Küresel piyasalar resesyon riski ve enflasyon endişeleri arasında karışık bir seyir izlerken, bugün gözler Avrupa Merkez Bankası (ECB) ve Türkiye Cumhuriyet Merkez Bankası'nın (TCMB) para politikası kararlarına çevrildi.
Dünya genelinde ekonomik aktiviteyi olumsuz etkileyebilecek gelişmelerin artması piyasalarda fiyatlamaları zorlaştırıyor.
Dün, ABD'de açıklanan bilançolarda şirket karlılıklarının beklentileri geride bırakması risk iştahını desteklerken, teknoloji hisseleri dün New York borsasındaki yükselişe öncülük etti.
Makroekonomik verilerden alınan işaretler ise ülkede resesyon riskinin devam ettiğine işaret ediyor.

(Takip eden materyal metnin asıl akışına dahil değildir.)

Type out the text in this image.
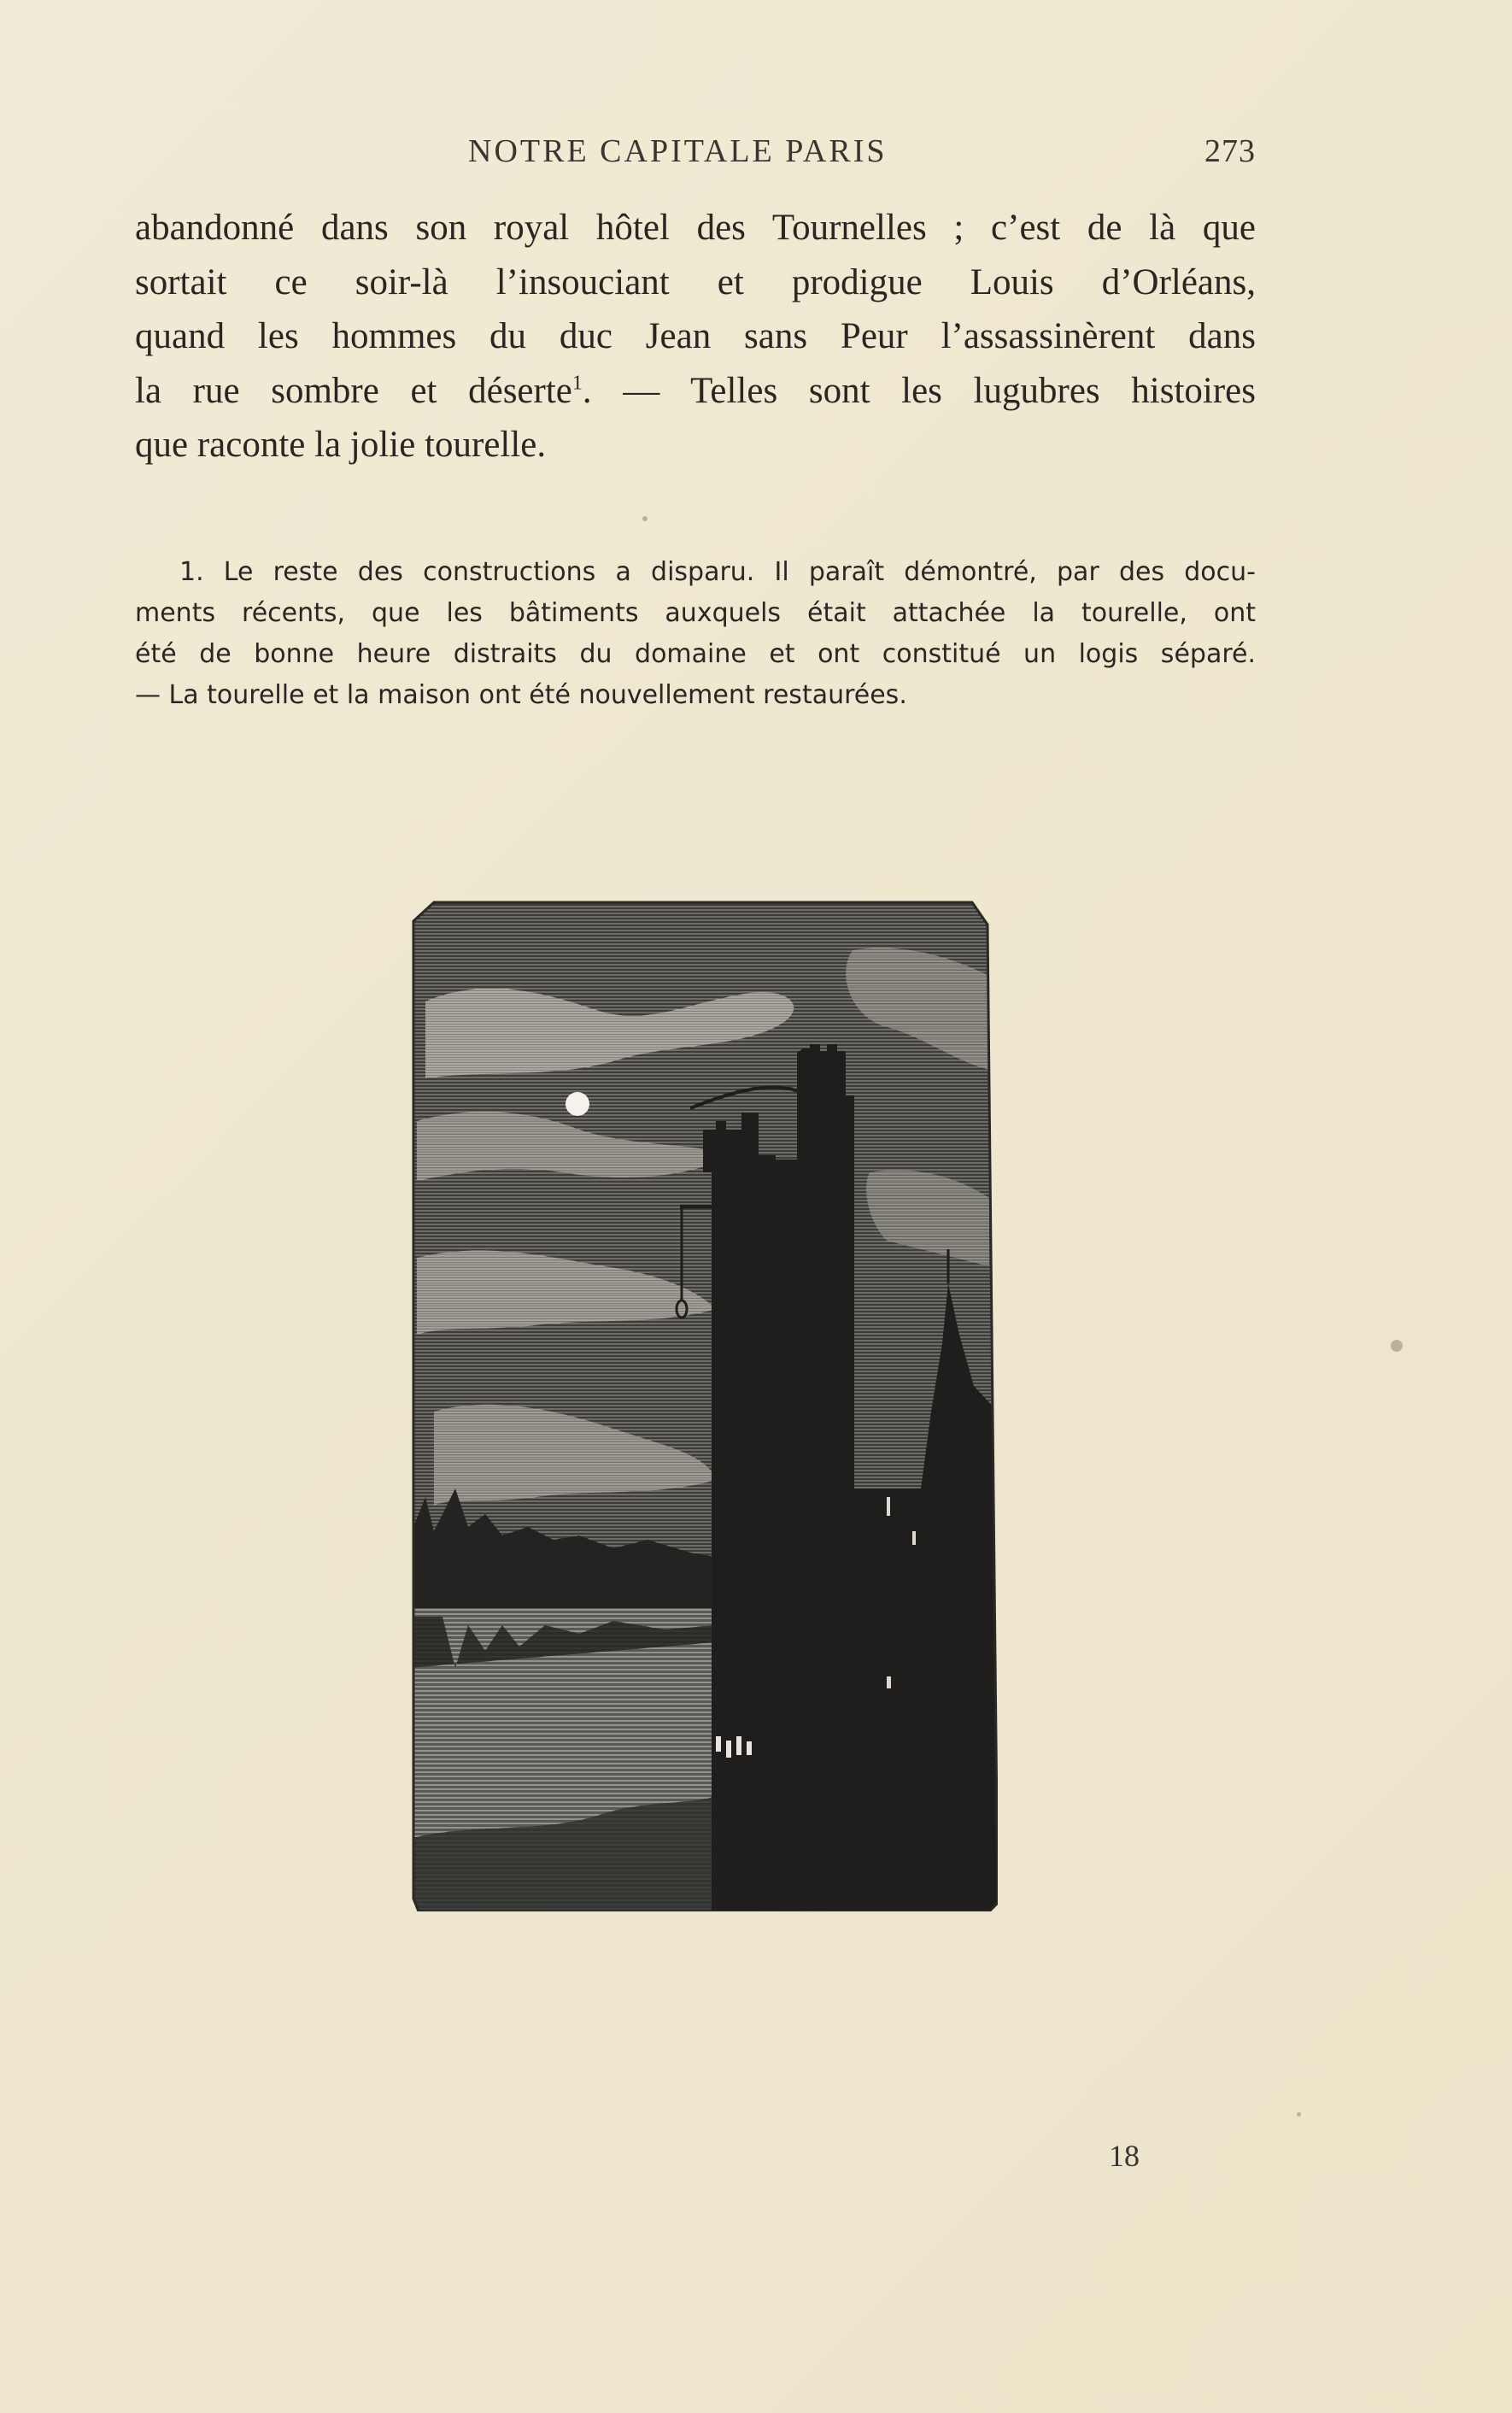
NOTRE CAPITALE PARIS	273
abandonné dans son royal hôtel des Tournelles ; c’est de là que
sortait ce soir-là l’insouciant et prodigue Louis d’Orléans,
quand les hommes du duc Jean sans Peur l’assassinèrent dans
la rue sombre et déserte$^1$. — Telles sont les lugubres histoires
que raconte la jolie tourelle.
1. Le reste des constructions a disparu. Il paraît démontré, par des docu-
ments récents, que les bâtiments auxquels était attachée la tourelle, ont
été de bonne heure distraits du domaine et ont constitué un logis séparé.
— La tourelle et la maison ont été nouvellement restaurées.
18
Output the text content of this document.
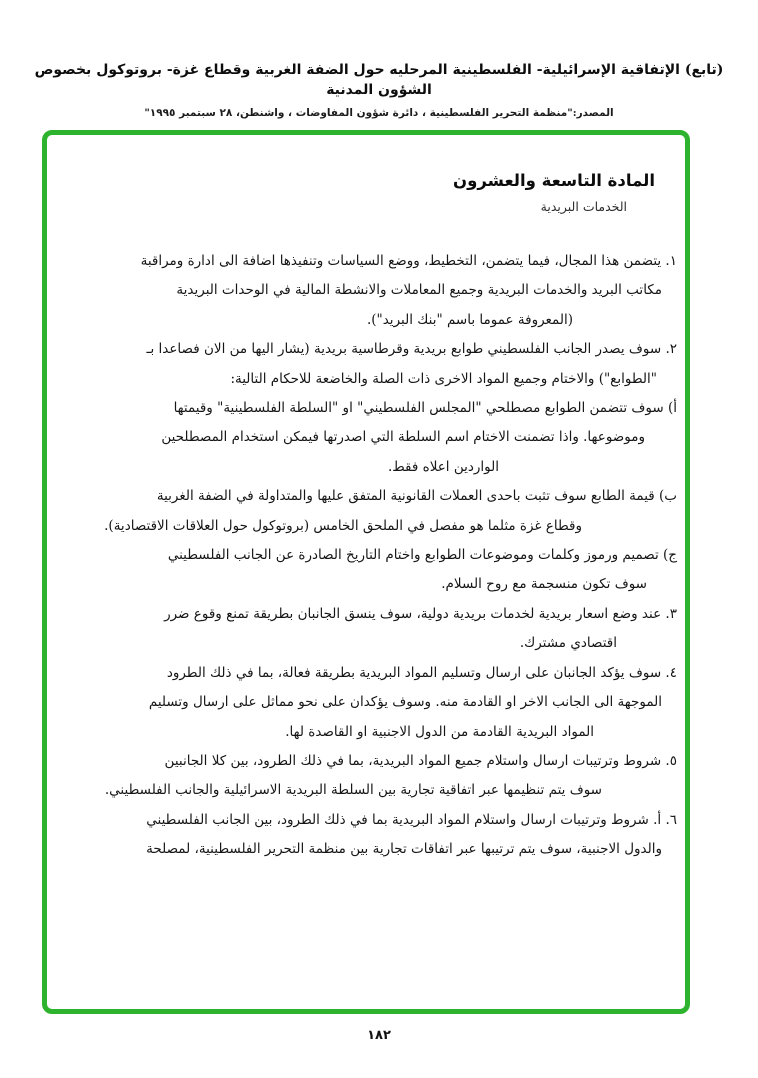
(تابع) الإتفاقية الإسرائيلية- الفلسطينية المرحليه حول الضفة الغربية وقطاع غزة- بروتوكول بخصوص الشؤون المدنية
المصدر:"منظمة التحرير الفلسطينية ، دائرة شؤون المفاوضات ، واشنطن، ٢٨ سبتمبر ١٩٩٥"
المادة التاسعة والعشرون
الخدمات البريدية
١. يتضمن هذا المجال، فيما يتضمن، التخطيط، ووضع السياسات وتنفيذها اضافة الى ادارة ومراقبة
مكاتب البريد والخدمات البريدية وجميع المعاملات والانشطة المالية في الوحدات البريدية
(المعروفة عموما باسم "بنك البريد").
٢. سوف يصدر الجانب الفلسطيني طوابع بريدية وقرطاسية بريدية (يشار اليها من الان فصاعدا بـ
"الطوابع") والاختام وجميع المواد الاخرى ذات الصلة والخاضعة للاحكام التالية:
أ) سوف تتضمن الطوابع مصطلحي "المجلس الفلسطيني" او "السلطة الفلسطينية" وقيمتها
وموضوعها. واذا تضمنت الاختام اسم السلطة التي اصدرتها فيمكن استخدام المصطلحين
الواردين اعلاه فقط.
ب) قيمة الطابع سوف تثبت باحدى العملات القانونية المتفق عليها والمتداولة في الضفة الغربية
وقطاع غزة مثلما هو مفصل في الملحق الخامس (بروتوكول حول العلاقات الاقتصادية).
ج) تصميم ورموز وكلمات وموضوعات الطوابع واختام التاريخ الصادرة عن الجانب الفلسطيني
سوف تكون منسجمة مع روح السلام.
٣. عند وضع اسعار بريدية لخدمات بريدية دولية، سوف ينسق الجانبان بطريقة تمنع وقوع ضرر
اقتصادي مشترك.
٤. سوف يؤكد الجانبان على ارسال وتسليم المواد البريدية بطريقة فعالة، بما في ذلك الطرود
الموجهة الى الجانب الاخر او القادمة منه. وسوف يؤكدان على نحو مماثل على ارسال وتسليم
المواد البريدية القادمة من الدول الاجنبية او القاصدة لها.
٥. شروط وترتيبات ارسال واستلام جميع المواد البريدية، بما في ذلك الطرود، بين كلا الجانبين
سوف يتم تنظيمها عبر اتفاقية تجارية بين السلطة البريدية الاسرائيلية والجانب الفلسطيني.
٦. أ. شروط وترتيبات ارسال واستلام المواد البريدية بما في ذلك الطرود، بين الجانب الفلسطيني
والدول الاجنبية، سوف يتم ترتيبها عبر اتفاقات تجارية بين منظمة التحرير الفلسطينية، لمصلحة
١٨٢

Dün, ABD'de açıklanan verilere göre, ikinci el konut satışları, konut fiyatlarının rekor seviyeye çıkması ve faiz oranlarının artmasıyla haziranda aylık bazda yüzde 5,4 azalışla Haziran 2020'den bu yana en düşük seviyeye geriledi.
Ülkede mortgage (konut kredisi) başvuruları da geçen hafta bir önceki haftaya kıyasla yüzde 6,3 azalırken, mortgage talebi 22 yılın en düşük seviyesine indi. ABD'de 30 yıllık mortgage kredi faizleri ortalama yüzde 5,82 ile son 14 yılın zirvesine yakın seyrediyor.
ABD konut piyasasında baş gösteren durgunluk emareleri piyasalarda risk iştahını törpülerken, ABD'nin ekonomik yapısı gereği konut piyasasındaki daralma ülkede resesyonun habercilerinden biri olarak görülüyor.
Öte yandan, ABD Merkez Bankası'nın (Fed) temmuzda 75 baz puanlık faiz artışıyla yetineceğine ilişkin beklentiler devam ediyor.
Para piyasalarında Fed'in temmuzda yüzde 66 ihtimalle 75 baz puan faiz artıracağı fiyatlanırken, eylül toplantısında bankanın yüzde 50 ihtimalle 75 baz puan ve yüzde 33 ihtimalle 50 baz puanlık faiz artışı yapılacağı öngörülüyor.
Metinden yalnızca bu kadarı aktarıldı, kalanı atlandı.